AlphaT2 is a fat burner isn't it? I would say its a waste of money on a lean bulk just be strict with your diet and work out your kcals and macros properly and you will probably find you won't need it.


----------



## klint37 (Jan 26, 2012)

Yes pal...it is.. good reviews on in. was woundering if it would help keep at bf down as weight goes up ??? cheers


----------



## tony10 (Oct 15, 2009)

what are your stats? training ect?


----------



## klint37 (Jan 26, 2012)

Stats.. 176lb 17.7 bf 5ft 10 trainning 6 days on one off. only been training for 3 months most of that was losing 1.2 stone and 7%bf. now have abs lol


----------



## tony10 (Oct 15, 2009)

imo its hard to bulk lean. not impossible but takes alot longer than bulking up like a bcstard lol


----------



## Milky (Nov 30, 2008)

tony10 said:


> imo its hard to bulk lean. not impossible but takes alot longer than bulking up like a bcstard lol


yes but then its just as big a bastard moving the fat, so you end up doing twice the work and looking fat for fu*k knows how long.


----------



## klint37 (Jan 26, 2012)

Lol. so is it worth it ..?


----------



## Milky (Nov 30, 2008)

klint37 said:


> Lol. so is it worth it ..?


IMO and from my own experience no.


----------



## Ginger Ben (Oct 5, 2010)

klint37 said:


> Yes pal...it is.. good reviews on in. was woundering if it would help keep at bf down as weight goes up ??? cheers


Not as much as controlling your diet and training/cardio will. Honestly these things IMO are only good if you are trying to lose weight only and even then they only assist once diet and training are optimised. For example an overweight bloke taking AT2 with rubbish diet and poorly planned training will achieve nothing extra from it. My point being is thatdiet and training are the key to a 'lean' bulk.

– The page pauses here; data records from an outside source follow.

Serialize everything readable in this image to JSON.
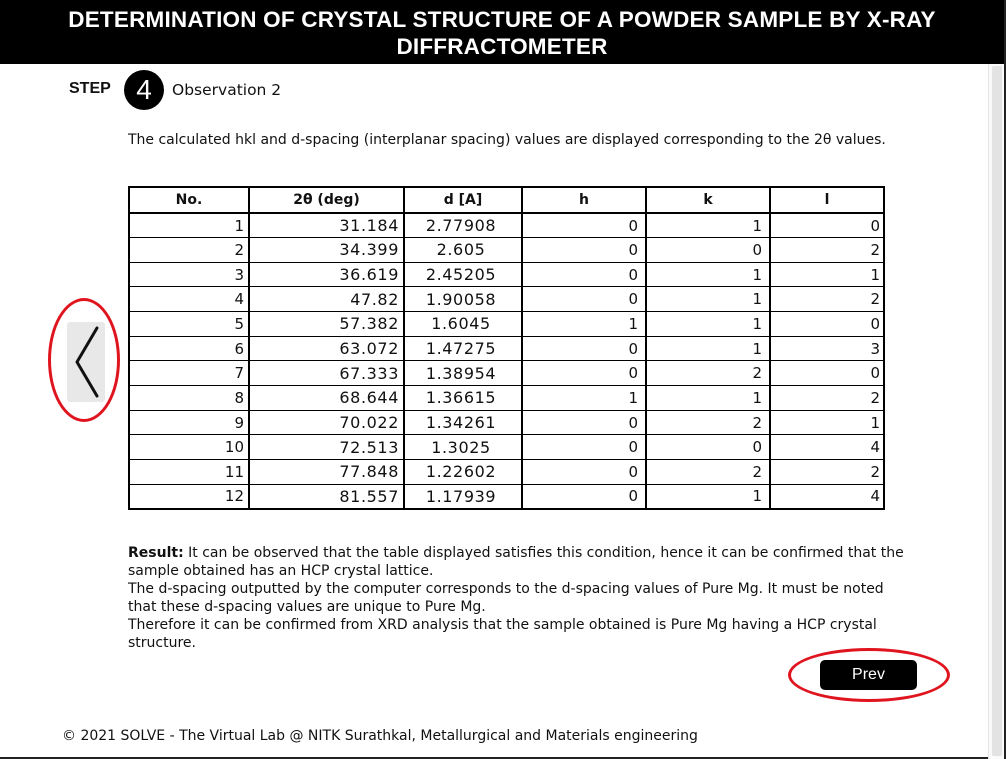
{
  "header": {
    "title": "DETERMINATION OF CRYSTAL STRUCTURE OF A POWDER SAMPLE BY X-RAY DIFFRACTOMETER"
  },
  "step": {
    "label": "STEP",
    "number": "4",
    "title": "Observation 2"
  },
  "intro": "The calculated hkl and d-spacing (interplanar spacing) values are displayed corresponding to the 2θ values.",
  "table": {
    "headers": [
      "No.",
      "2θ (deg)",
      "d [A]",
      "h",
      "k",
      "l"
    ],
    "rows": [
      [
        "1",
        "31.184",
        "2.77908",
        "0",
        "1",
        "0"
      ],
      [
        "2",
        "34.399",
        "2.605",
        "0",
        "0",
        "2"
      ],
      [
        "3",
        "36.619",
        "2.45205",
        "0",
        "1",
        "1"
      ],
      [
        "4",
        "47.82",
        "1.90058",
        "0",
        "1",
        "2"
      ],
      [
        "5",
        "57.382",
        "1.6045",
        "1",
        "1",
        "0"
      ],
      [
        "6",
        "63.072",
        "1.47275",
        "0",
        "1",
        "3"
      ],
      [
        "7",
        "67.333",
        "1.38954",
        "0",
        "2",
        "0"
      ],
      [
        "8",
        "68.644",
        "1.36615",
        "1",
        "1",
        "2"
      ],
      [
        "9",
        "70.022",
        "1.34261",
        "0",
        "2",
        "1"
      ],
      [
        "10",
        "72.513",
        "1.3025",
        "0",
        "0",
        "4"
      ],
      [
        "11",
        "77.848",
        "1.22602",
        "0",
        "2",
        "2"
      ],
      [
        "12",
        "81.557",
        "1.17939",
        "0",
        "1",
        "4"
      ]
    ]
  },
  "result": {
    "label": "Result:",
    "line1": " It can be observed that the table displayed satisfies this condition, hence it can be confirmed that the sample obtained has an HCP crystal lattice.",
    "line2": "The d-spacing outputted by the computer corresponds to the d-spacing values of Pure Mg. It must be noted that these d-spacing values are unique to Pure Mg.",
    "line3": "Therefore it can be confirmed from XRD analysis that the sample obtained is Pure Mg having a HCP crystal structure."
  },
  "nav": {
    "prev_label": "Prev",
    "prev_arrow_icon": "chevron-left-icon"
  },
  "annotation_color": "#e0141e",
  "footer": "© 2021 SOLVE - The Virtual Lab @ NITK Surathkal, Metallurgical and Materials engineering"
}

In all honesty I'm not a big believer in the whole bulk/cut cycle that a lot of people go through. I think it's fine to focus on one or the other when you start out to get yourself the base you need to build on but from then on unless you 'need' lots of mass for a sport like strongman or rugby perhaps I don't really understand why everybody doesn't just try to add good amounts of lean mass constantly. It's different for bodybuilders who want to compete of course as the prep cut and so on is required but for average trainers like me who do it for fun, I don't see the point.

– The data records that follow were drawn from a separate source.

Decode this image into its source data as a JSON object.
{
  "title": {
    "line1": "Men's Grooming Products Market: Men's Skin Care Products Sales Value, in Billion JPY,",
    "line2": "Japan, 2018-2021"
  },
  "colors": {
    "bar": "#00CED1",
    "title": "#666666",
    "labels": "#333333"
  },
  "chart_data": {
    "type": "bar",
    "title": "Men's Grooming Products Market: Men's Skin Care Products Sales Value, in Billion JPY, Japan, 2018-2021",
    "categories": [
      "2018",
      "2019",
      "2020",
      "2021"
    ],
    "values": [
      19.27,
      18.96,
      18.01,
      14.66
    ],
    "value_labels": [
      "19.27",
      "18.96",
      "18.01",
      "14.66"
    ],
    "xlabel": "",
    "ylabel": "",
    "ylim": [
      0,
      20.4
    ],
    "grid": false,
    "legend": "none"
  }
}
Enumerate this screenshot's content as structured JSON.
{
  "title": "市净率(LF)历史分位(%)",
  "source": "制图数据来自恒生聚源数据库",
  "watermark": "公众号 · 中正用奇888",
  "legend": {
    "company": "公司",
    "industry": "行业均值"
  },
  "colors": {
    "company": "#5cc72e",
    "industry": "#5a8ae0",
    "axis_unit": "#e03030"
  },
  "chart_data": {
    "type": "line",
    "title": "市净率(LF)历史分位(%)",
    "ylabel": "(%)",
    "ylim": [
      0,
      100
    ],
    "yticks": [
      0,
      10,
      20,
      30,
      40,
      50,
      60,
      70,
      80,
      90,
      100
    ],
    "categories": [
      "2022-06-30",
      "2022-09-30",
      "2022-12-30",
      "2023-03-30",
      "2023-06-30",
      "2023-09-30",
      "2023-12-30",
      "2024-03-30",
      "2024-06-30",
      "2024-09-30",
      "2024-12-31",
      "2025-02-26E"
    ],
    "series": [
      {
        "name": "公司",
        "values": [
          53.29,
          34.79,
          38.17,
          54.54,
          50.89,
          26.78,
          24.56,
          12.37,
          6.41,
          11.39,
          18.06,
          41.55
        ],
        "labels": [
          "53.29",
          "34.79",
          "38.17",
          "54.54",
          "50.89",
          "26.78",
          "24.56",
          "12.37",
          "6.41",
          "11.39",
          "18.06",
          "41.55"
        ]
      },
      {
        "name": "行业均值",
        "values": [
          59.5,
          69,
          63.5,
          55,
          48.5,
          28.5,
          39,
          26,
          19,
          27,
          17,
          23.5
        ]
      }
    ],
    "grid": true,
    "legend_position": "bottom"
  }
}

Nail your diet and training (if you haven't already) and spend the £30 the Alpha costs on beef and eggs! :thumbup1:


----------



## klint37 (Jan 26, 2012)

Think nailing this diet may take some trail and errors. thanks


----------



## Wevans2303 (Feb 18, 2010)

klint37 said:


> Think nailing this diet may take some trail and errors. thanks


Mate don't overcomplicate diet it's one of the simplest things.

How much do you weigh and how tall are you?


----------



## klint37 (Jan 26, 2012)

I am now 178 [email protected] 10.5


----------



## klint37 (Jan 26, 2012)

178lbs and 5ft 10.5


----------



## lxm (Jul 26, 2011)

klint37 said:


> 178lbs and 5ft 10.5


Dont forget that 0.5 of an inch guys... it makes all the difference to the ego 

So your basically 5ft 10 mate ?


----------



## klint37 (Jan 26, 2012)

Lol well i srink during the day ..


----------